Adding New Reachability Methods

How to add a new reachability method to NNV’s verification pipeline.


Where Methods Are Dispatched

Each layer’s reach() method contains a switch on the method string:

% Example from a layer's reach() method
function outputSet = reach(obj, inputSet, method, ...)
    switch method
        case 'exact-star'
            outputSet = obj.reach_exact(inputSet, ...);
        case 'approx-star'
            outputSet = obj.reach_approx(inputSet, ...);
        case 'approx-zono'
            outputSet = obj.reach_zono(inputSet, ...);
        case 'abs-dom'
            outputSet = obj.reach_absdom(inputSet, ...);
        case 'my-new-method'                          % Your addition
            outputSet = obj.reach_my_method(inputSet, ...);
    end
end

Steps to Add a New Method

  1. Choose a method name (e.g., 'my-new-method')

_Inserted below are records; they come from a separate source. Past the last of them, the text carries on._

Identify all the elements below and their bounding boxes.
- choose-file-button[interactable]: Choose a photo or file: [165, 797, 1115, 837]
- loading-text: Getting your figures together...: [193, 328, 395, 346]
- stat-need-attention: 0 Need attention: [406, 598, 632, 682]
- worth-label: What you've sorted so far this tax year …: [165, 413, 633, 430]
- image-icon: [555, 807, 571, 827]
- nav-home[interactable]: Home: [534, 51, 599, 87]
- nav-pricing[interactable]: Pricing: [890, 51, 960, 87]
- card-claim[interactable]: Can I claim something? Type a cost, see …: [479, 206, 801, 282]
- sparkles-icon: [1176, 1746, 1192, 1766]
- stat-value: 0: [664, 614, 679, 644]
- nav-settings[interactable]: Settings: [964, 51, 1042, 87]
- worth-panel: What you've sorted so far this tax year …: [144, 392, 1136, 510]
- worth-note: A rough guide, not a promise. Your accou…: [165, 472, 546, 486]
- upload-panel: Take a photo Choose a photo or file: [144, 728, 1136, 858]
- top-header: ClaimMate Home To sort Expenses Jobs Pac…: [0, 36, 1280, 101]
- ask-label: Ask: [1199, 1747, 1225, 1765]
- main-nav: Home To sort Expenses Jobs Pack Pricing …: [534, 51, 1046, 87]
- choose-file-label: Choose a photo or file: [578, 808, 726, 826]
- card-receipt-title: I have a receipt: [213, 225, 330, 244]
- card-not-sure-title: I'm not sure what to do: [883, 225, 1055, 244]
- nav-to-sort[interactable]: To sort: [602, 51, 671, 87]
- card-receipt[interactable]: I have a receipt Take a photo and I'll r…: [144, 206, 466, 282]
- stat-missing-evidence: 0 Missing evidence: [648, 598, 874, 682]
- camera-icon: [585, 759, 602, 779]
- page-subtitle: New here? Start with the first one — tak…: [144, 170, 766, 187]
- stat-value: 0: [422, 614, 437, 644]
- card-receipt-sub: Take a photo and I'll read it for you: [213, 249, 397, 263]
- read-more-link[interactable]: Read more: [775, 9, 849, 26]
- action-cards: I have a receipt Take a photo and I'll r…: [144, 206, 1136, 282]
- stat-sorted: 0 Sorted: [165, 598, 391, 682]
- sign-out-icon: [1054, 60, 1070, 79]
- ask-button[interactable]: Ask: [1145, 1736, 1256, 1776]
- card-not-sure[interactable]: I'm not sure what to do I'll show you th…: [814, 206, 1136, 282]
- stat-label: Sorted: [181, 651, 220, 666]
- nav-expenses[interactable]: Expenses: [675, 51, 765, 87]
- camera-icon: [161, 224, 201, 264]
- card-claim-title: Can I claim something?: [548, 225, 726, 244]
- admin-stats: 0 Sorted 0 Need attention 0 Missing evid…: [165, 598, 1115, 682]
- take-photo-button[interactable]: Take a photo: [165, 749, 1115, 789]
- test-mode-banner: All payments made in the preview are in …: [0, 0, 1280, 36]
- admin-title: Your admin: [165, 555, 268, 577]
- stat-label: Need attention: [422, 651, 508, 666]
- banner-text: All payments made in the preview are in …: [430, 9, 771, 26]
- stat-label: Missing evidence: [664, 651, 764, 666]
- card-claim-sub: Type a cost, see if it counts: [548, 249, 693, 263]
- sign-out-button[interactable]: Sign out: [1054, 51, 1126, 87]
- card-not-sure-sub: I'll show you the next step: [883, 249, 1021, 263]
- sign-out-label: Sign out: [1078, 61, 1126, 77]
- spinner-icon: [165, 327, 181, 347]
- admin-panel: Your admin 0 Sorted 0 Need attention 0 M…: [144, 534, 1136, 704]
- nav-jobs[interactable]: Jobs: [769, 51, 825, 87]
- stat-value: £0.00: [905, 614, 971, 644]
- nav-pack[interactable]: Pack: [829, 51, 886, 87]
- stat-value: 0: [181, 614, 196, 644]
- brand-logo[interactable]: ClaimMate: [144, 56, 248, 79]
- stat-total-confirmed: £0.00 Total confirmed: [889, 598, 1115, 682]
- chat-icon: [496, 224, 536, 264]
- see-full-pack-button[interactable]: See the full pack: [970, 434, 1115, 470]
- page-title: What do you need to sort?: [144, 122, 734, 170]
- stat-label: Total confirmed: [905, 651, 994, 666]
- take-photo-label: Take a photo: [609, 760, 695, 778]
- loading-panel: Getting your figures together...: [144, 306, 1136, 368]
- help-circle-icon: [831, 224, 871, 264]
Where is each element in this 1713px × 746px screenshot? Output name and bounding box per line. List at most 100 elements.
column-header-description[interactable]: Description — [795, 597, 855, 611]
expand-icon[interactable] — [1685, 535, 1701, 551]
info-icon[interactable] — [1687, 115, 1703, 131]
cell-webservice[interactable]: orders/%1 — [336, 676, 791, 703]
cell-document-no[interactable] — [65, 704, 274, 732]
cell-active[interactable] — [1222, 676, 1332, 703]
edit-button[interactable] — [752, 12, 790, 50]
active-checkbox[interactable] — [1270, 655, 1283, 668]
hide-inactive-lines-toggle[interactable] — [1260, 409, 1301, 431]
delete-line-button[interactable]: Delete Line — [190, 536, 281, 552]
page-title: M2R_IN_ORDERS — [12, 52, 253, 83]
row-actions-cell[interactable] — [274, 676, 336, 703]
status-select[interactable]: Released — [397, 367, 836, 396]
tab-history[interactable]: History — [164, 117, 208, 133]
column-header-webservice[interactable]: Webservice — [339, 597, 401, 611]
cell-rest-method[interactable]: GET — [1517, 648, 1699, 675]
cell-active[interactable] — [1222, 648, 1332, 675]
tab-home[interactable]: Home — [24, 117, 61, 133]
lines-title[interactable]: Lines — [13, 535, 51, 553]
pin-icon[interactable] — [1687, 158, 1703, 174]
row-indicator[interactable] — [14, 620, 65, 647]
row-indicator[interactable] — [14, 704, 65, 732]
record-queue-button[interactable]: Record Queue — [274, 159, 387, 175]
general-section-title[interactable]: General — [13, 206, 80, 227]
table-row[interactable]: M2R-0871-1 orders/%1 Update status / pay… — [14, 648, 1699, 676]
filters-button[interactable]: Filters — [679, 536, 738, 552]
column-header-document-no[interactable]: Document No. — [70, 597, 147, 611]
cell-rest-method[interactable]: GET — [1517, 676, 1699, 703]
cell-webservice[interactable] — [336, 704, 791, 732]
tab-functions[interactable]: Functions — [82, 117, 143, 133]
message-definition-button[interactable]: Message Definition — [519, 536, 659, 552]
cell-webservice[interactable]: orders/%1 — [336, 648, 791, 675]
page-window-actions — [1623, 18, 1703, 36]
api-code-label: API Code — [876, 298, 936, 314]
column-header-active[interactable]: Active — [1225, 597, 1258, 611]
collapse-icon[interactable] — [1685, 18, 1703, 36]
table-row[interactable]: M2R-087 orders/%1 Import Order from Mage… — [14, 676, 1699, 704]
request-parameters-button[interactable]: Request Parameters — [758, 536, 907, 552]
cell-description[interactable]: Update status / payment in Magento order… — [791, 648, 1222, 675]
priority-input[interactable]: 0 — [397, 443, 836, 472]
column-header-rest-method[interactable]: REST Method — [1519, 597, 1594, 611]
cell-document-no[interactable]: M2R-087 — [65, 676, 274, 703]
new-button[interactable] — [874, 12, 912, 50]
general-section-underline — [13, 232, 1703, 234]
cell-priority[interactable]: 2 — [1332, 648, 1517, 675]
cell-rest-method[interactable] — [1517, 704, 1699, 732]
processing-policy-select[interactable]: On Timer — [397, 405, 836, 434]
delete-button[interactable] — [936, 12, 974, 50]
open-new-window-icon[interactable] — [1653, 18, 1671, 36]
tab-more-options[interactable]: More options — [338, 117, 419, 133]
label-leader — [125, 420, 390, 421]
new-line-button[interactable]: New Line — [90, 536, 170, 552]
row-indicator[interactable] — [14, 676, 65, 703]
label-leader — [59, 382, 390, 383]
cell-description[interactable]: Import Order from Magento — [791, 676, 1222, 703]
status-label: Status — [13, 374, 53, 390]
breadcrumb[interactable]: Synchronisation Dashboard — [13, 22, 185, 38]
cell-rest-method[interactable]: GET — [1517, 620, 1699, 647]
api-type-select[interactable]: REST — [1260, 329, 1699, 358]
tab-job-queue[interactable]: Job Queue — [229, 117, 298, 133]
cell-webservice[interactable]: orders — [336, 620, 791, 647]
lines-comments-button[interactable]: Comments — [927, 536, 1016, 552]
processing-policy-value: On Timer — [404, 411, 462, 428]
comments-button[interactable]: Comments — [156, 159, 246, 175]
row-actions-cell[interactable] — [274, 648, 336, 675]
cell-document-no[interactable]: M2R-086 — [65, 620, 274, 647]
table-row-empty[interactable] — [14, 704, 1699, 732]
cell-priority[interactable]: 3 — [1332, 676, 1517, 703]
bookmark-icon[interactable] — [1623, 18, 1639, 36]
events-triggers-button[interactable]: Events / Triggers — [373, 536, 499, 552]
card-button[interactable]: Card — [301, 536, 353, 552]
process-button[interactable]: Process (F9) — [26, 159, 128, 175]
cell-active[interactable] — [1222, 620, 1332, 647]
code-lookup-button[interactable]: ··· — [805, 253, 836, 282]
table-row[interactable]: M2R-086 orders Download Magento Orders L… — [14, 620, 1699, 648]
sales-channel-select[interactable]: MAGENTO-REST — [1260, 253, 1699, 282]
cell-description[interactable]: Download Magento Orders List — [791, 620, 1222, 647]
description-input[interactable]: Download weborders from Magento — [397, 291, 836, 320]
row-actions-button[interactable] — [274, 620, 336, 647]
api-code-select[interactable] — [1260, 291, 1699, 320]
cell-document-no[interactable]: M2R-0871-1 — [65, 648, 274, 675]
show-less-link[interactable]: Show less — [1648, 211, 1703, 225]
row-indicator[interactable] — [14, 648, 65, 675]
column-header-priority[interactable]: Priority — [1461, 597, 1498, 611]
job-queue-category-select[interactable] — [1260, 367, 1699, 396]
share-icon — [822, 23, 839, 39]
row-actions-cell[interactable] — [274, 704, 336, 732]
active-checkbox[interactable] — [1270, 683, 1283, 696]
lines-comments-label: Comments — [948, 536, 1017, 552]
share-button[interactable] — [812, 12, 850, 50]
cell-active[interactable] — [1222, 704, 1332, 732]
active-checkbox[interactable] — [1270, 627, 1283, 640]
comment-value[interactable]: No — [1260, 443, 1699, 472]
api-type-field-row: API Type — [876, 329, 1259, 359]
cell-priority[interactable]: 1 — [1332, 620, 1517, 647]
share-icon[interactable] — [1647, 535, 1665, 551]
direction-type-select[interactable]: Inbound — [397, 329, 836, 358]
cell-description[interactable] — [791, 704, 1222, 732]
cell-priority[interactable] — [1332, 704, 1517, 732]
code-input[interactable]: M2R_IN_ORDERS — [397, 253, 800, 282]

  2. Implement in each relevant layer: Add a case to the reach() switch in every layer type your method should support. At minimum: FullyConnectedLayer, ReluLayer, Conv2DLayer.

  3. For affine layers: Affine reachability is typically method-independent (the linear transformation is exact for any set type). You may reuse the existing affine implementation.

  4. For nonlinear layers (ReLU): This is where methods differ:

    • exact-star: Splits the Star at each crossing neuron (exponential worst-case)

    • approx-star: Introduces linear relaxation constraints (polynomial)

    • approx-zono: Uses zonotope abstraction (no LP required)

    • Your method: implement your own over-approximation strategy

  5. Update validation (optional): If your method requires new reachOptions fields, update NN.validate_reach_options() to recognize them.

How Existing Methods Differ

exact-star (ReLU):

For each neuron where pre-activation bounds straddle zero, split into two Star sets: one where the neuron is active (x >= 0, y = x) and one where it’s inactive (x < 0, y = 0). Returns multiple Star sets.

approx-star (ReLU):

For each crossing neuron, add a single linear relaxation: y >= 0, y >= x, y <= u/(u-l) * (x - l). Returns one Star set with additional predicate variables. LP cost per neuron for tight bounds.

approx-zono (ReLU):

Convert Star to zonotope, apply interval-based ReLU abstraction. No LP solving required – fastest but least precise.

relax-star:

Same as approx-star but only solves LPs for a fraction of crossing neurons (controlled by relaxFactor). Remainder use interval bounds. The relaxFactor parameter (0 to 1) controls the fraction that use interval bounds instead of LP.